This past week, Nug, our clever little Bot who teaches Creativity online, presented a neat Creativity Technique – Reversing Assumptions. It’s a great tool to use when you get stuck trying to find a way around, over or through an obstacle.

Our brains are famous for cutting corners and taking shortcuts. Whether it’s for the sake of speed and efficiency or because some decisions just aren’t worth spending time on, or even that our brains just don’t have the resources or power to process all the information coming at it, we find ourselves unknowingly cutting corners all the time.

For example, when you sit on a chair for the first time, you might test it a little to make sure it’ll hold your weight? Next time you sit on that same chair (or even one similar to it) your brain only has to do a quick visual inspection and you sit without having to test it again. Or, if you suddenly feel intense heat near your body, you move away from it. This is possibly linked to that time you were told, “don’t touch that, it’s hot”. And you did.

And while it’s a great survival mechanism, it can get in the way when we’re stuck with a problem or obstacle. Those assumptions that we’ve constructed for the sake of speed, efficiency or power conservation, may be the very things getting in our way. Because we hold so tightly on to them, or believe so rigidly in them (because they’ve always worked for us), we struggle to see past them, where the solution we’re looking for is waiting to be found.

Reversing Assumptions Technique

Michael Michalko developed a process called the Reversing Assumptions Technique. Not only does it help us breakdown our assumptions, it can also help us think about things in ways we haven’t before. There are thee simple steps to Reversing Assumptions:

  1. List your assumptions about the subject you’re working on. Suppose you wanted to create a new way of educating children. One assumption might be… “all classrooms must have a teacher”.
  2. Reverse the assumption by writing down the opposite. In this case it would be ‘Classrooms don’t need Teachers!’
  3. Now you ask yourself how to accomplish that reversal? You should try and list as many useful options or viewpoints.

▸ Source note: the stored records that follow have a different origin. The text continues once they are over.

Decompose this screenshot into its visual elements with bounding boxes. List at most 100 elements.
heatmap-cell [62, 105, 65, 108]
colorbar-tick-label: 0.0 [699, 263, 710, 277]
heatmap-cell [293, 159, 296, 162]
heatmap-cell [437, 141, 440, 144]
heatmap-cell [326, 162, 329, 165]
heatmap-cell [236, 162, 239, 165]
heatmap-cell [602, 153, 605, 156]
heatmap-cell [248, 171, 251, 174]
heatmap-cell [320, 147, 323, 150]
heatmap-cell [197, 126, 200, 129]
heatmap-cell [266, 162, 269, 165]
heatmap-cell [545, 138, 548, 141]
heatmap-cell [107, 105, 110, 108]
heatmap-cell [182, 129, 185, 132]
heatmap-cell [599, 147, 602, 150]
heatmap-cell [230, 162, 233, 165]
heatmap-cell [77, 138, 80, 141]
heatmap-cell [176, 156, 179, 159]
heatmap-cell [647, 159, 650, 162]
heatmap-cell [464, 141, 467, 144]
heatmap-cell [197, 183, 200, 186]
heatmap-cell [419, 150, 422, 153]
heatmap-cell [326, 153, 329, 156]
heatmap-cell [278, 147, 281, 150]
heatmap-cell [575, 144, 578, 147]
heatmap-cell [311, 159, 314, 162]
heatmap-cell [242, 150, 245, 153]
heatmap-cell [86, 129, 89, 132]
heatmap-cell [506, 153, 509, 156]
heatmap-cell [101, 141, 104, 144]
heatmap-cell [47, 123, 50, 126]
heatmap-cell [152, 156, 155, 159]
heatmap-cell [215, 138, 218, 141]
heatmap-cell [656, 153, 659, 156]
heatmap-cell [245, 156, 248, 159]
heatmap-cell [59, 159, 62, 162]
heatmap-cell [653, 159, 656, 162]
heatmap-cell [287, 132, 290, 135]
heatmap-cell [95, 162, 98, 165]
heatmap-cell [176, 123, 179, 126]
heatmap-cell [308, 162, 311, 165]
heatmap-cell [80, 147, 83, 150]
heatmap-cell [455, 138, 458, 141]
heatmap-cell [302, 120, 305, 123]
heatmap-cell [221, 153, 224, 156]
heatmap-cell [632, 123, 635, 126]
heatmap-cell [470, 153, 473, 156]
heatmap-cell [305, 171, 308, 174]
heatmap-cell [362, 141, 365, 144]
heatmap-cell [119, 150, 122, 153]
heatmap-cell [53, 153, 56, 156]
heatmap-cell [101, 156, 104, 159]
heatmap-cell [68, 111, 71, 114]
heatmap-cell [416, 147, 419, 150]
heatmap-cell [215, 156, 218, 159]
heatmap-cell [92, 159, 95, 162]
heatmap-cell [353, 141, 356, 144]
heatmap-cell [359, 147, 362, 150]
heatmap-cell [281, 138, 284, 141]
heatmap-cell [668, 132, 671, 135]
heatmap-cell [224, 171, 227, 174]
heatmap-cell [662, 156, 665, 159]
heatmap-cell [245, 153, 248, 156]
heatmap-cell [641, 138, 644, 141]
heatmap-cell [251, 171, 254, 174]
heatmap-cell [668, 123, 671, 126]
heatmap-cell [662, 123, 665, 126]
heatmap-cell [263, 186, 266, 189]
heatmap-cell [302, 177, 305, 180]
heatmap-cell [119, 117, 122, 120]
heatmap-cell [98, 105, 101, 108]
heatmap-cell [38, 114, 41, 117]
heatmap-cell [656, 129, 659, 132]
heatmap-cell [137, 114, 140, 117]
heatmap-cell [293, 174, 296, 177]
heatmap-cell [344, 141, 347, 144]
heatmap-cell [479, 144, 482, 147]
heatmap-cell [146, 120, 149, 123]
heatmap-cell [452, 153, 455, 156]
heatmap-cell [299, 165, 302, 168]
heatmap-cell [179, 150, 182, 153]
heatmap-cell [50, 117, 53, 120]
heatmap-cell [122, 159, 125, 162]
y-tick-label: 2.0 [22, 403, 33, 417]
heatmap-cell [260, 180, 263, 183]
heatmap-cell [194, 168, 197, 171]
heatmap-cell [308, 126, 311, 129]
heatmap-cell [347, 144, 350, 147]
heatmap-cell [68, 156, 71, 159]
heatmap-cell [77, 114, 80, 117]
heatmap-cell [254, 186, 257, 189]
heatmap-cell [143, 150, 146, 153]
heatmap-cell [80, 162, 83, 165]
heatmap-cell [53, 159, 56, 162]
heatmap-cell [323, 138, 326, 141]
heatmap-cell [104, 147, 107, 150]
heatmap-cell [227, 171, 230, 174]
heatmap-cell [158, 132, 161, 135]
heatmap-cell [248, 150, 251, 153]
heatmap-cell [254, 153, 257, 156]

One idea might be to use older children to teach younger children in such a way that they would both learn from the experience. Of course there are many others. By challenging the assumption and generating contrary ideas and thoughts, you may stumble across something quite profound and useful.

As with most Creativity Techniques, it’s simple and extremely useful. We’ve done such a great job embedding ourselves in the world around us, and constructing truths about how it works, that we have to continually practice breaking ourselves into new ways of looking at the world.